The problem: Jean-Charles tore his ACL in Europe and hadn’t developed as San Antonio hoped.

So, San Antonio is cutting bait historically quickly.

Spurs release:

The San Antonio Spurs today announced that the team has waived Joel Anthony, Ryan Arcidiacono, Patricio Garino and Livio Jean-Charles.

This allows the Spurs to keep two players without guaranteed salaries, Bryn Forbes and Nicolas Laprovittola. A shooting guard, Forbes is a 3-point specialist who went undrafted out of Michigan State. Laprovittola, a point guard, will give San Antonio a second Argentinian with Manu Ginobili – though Garino could’ve been three.

Jean-Charles is just the fifth first-round pick in the rookie-scale era to be waived or renounced before playing in the NBA. The other four:

Royce White (No. 16 pick in 2012 by Rockets)

White and and Houston never got on the same page about how to handle his anxiety issues. The Rockets traded him in a financial move to the 76ers, who waived him. White later played three games with the Kings.

Frederic Weis (No. 15 pick in 1999 by Knicks)

Weis never came to the NBA from Europe, but he became infamous for getting dunked on by Vince Carter in the 2000 Olympics. New York traded Weis’ rights to the Rockets (for Patrick Ewing Jr.) in 2008. Weis retired in 2011, and Houston renounced him.

Leon Smith (No. 29 pick in 1999 by Spurs)

The Mavericks acquired Smith in a draft-night trade, and the player who jumped straight from high school struggled in every respect. He clashed with coaches and management, attempted suicide and got arrested twice before being released during his rookie season. It’s a sad tale. Smith later had short stints with the Hawks and Sonics.

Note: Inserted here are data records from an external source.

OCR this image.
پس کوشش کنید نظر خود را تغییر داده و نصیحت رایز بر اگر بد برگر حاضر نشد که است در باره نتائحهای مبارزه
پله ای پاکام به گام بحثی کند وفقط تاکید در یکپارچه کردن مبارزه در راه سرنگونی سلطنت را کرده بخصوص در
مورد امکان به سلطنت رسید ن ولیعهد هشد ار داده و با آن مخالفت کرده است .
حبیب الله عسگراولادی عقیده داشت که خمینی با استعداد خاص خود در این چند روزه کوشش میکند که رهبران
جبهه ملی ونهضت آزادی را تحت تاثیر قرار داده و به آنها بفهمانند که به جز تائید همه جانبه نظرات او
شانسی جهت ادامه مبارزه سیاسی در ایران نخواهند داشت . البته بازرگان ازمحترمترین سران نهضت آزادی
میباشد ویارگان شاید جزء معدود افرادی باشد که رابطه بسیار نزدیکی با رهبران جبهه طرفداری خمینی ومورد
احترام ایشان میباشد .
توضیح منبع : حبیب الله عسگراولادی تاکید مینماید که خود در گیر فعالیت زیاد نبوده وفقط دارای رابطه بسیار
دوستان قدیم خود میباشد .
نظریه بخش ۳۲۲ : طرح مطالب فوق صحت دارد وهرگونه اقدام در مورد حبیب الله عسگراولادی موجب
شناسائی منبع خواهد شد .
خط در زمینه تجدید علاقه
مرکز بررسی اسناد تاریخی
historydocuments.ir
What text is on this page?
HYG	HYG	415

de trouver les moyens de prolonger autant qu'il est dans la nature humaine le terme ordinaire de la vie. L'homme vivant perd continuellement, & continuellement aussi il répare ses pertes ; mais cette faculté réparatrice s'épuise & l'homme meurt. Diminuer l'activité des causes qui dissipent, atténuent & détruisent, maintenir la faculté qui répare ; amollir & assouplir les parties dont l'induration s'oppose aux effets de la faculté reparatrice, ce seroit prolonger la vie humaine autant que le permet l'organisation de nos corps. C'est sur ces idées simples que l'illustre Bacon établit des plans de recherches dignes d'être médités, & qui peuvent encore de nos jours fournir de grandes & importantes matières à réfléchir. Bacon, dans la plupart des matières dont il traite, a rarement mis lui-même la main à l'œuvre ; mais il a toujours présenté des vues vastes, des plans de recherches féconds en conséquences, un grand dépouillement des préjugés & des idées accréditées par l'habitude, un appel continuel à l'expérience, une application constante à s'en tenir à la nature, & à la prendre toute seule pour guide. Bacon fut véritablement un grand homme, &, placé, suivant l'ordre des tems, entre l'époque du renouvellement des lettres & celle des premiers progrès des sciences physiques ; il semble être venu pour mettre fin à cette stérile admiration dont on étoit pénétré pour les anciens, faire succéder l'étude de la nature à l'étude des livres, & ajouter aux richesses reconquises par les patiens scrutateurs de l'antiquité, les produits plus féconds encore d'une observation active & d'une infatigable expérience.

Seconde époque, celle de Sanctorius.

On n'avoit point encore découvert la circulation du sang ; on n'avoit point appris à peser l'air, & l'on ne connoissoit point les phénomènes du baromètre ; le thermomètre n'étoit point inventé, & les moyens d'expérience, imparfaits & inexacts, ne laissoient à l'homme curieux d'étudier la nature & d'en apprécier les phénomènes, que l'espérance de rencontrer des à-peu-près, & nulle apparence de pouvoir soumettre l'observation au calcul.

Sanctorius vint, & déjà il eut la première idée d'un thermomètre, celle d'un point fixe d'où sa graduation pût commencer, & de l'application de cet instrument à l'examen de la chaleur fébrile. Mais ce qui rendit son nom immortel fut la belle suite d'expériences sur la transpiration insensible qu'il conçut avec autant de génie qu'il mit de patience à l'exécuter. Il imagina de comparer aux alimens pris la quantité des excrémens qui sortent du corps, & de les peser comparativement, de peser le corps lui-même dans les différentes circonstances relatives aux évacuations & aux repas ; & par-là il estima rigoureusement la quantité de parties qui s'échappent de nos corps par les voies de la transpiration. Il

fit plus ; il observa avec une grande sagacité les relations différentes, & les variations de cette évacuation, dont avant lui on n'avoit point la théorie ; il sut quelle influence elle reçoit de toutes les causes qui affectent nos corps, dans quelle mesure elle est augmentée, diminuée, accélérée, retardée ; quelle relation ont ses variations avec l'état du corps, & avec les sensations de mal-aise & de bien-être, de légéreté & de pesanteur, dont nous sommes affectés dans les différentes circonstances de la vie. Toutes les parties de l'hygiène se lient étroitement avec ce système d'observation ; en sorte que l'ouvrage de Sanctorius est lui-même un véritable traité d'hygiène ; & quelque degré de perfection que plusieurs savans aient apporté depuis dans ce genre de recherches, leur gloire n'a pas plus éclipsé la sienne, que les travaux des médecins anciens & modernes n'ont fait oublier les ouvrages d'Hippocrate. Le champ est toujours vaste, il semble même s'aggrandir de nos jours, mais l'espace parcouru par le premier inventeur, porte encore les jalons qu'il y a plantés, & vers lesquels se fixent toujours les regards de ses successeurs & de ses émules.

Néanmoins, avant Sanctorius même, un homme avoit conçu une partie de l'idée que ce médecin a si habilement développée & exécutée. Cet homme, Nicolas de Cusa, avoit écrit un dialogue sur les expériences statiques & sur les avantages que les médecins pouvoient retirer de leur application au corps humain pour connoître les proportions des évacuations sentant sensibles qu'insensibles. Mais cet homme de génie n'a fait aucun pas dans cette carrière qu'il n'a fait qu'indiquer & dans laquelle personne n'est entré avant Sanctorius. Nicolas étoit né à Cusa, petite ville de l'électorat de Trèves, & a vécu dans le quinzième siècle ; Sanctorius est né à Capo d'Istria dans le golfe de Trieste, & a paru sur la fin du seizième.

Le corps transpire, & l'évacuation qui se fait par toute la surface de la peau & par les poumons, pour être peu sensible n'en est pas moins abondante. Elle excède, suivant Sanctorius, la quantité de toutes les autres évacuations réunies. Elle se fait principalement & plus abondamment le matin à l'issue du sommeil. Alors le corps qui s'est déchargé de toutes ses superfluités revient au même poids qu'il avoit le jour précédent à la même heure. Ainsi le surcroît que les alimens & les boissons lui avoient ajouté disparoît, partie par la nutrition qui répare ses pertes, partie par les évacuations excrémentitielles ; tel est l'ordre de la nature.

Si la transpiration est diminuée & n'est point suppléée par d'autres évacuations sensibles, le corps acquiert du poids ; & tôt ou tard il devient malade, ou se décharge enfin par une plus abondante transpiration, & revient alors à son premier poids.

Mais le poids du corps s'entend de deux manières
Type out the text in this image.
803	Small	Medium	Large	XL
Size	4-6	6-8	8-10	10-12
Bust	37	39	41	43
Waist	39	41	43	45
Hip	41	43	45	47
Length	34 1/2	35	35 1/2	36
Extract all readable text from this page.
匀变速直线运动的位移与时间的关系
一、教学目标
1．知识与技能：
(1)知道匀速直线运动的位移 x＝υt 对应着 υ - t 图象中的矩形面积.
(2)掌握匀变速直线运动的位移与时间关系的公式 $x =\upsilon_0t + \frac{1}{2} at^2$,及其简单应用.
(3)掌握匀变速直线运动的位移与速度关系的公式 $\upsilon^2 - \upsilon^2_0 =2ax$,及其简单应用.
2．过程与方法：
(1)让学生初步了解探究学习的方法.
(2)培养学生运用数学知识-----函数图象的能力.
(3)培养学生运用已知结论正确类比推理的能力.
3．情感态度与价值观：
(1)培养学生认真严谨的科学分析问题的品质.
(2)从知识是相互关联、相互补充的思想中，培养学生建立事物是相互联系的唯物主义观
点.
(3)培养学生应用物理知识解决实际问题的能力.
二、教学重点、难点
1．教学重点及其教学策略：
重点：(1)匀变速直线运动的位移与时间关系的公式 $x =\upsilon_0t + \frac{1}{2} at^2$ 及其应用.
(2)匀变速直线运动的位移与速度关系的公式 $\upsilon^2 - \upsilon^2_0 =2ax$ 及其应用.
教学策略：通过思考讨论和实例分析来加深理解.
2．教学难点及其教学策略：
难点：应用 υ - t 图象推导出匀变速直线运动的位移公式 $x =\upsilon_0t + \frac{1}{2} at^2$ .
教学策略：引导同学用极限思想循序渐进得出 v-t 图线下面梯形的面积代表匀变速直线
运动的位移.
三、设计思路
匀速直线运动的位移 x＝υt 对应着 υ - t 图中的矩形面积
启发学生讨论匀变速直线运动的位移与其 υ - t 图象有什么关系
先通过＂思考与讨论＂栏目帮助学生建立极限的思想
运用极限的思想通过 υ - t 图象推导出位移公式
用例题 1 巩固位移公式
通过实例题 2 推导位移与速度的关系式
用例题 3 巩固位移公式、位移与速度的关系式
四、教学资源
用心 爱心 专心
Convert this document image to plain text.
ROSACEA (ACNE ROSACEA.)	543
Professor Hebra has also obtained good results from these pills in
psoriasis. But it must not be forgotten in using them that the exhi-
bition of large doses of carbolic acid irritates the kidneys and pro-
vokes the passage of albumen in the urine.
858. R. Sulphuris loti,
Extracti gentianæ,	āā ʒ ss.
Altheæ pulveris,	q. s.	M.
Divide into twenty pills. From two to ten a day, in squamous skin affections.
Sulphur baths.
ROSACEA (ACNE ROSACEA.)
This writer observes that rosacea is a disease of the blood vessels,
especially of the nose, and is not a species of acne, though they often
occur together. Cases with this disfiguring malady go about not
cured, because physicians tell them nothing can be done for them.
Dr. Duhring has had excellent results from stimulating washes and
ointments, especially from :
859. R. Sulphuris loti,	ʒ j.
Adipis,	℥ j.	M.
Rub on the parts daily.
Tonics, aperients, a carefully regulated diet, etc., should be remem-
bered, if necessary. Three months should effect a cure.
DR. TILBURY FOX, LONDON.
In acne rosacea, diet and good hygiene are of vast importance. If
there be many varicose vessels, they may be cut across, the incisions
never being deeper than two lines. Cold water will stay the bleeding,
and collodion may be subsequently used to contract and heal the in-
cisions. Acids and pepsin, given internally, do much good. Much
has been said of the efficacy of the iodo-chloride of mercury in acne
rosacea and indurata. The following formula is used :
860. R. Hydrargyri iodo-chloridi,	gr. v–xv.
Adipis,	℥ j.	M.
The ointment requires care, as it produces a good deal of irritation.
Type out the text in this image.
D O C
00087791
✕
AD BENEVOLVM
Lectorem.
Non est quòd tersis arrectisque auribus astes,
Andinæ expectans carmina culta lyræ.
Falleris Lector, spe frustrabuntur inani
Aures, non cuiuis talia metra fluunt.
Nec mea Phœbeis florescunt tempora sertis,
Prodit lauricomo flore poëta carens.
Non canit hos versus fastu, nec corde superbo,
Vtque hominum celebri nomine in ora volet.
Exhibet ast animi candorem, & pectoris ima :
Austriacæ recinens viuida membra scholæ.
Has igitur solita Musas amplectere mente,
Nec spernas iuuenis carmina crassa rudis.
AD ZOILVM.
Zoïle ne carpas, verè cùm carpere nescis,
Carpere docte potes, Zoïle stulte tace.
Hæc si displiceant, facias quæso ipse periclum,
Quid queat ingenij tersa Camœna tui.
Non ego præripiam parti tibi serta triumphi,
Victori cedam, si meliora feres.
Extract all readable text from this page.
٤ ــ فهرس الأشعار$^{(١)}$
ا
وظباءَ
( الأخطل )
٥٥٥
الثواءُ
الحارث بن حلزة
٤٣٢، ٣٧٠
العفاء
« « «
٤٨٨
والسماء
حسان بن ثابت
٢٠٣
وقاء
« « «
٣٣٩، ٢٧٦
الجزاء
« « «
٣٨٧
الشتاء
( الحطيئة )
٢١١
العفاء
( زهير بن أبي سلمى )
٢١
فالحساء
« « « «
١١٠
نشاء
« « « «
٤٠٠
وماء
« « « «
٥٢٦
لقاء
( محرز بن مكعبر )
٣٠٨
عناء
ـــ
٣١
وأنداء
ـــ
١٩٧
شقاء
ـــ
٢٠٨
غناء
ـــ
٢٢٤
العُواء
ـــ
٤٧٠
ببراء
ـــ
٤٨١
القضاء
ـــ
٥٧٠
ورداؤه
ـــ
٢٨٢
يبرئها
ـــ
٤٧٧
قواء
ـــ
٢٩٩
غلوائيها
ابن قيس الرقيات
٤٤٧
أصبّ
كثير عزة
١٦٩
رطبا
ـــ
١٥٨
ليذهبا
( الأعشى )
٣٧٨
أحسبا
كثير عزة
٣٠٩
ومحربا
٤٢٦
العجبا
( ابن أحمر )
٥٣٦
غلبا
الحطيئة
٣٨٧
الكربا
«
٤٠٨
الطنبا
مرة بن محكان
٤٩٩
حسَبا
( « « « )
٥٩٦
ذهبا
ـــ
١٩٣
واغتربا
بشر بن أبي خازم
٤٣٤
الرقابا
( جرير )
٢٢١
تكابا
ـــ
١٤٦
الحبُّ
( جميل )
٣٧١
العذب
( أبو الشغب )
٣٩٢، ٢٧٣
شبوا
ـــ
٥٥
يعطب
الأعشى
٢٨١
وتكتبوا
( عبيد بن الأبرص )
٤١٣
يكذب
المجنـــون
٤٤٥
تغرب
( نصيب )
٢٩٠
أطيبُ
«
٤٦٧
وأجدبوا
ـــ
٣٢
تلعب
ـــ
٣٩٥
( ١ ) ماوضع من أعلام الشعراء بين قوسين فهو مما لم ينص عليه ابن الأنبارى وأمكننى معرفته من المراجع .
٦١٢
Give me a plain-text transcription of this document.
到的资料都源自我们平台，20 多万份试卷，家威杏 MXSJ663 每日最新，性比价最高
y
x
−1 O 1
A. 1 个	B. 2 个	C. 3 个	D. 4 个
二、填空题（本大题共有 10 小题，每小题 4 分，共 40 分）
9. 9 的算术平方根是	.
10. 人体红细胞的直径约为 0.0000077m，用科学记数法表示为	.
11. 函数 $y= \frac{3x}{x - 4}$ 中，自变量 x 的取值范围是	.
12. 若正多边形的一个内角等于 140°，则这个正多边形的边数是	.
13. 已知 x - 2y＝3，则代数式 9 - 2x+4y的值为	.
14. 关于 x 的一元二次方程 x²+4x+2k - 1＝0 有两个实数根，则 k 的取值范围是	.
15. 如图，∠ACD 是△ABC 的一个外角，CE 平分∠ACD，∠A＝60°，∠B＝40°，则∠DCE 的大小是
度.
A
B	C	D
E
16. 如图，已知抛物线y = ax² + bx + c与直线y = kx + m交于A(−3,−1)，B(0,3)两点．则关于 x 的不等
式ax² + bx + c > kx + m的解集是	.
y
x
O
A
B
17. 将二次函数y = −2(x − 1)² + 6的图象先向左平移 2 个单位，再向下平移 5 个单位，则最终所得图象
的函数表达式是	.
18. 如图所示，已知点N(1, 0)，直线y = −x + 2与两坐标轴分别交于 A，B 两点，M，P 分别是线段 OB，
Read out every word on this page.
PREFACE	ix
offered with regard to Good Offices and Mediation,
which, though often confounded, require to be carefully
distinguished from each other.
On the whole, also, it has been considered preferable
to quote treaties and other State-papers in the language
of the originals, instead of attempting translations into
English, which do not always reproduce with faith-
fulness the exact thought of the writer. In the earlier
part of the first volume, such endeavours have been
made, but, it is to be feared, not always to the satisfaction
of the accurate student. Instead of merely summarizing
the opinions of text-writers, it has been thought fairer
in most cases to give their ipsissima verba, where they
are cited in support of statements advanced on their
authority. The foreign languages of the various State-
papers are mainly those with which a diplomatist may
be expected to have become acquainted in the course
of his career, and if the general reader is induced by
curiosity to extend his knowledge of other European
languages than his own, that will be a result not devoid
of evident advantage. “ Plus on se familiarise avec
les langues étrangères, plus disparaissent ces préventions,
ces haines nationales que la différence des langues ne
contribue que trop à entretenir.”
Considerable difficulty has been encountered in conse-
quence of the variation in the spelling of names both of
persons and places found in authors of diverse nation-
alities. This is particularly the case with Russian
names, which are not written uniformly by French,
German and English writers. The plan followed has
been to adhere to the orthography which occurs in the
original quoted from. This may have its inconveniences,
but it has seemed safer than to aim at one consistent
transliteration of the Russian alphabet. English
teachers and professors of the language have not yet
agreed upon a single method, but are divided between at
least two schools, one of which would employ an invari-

Travis Knight (No. 29 in 1996 by Bulls)

Knight never even signed a contract. Chicago renounced him rather than giving him the required three-year guaranteed deal. He signed with the Lakers and made the All-Rookie second team. That led to a more lucrative contract with the Celtics, and Knight also played for the Knicks in a seven-year NBA career.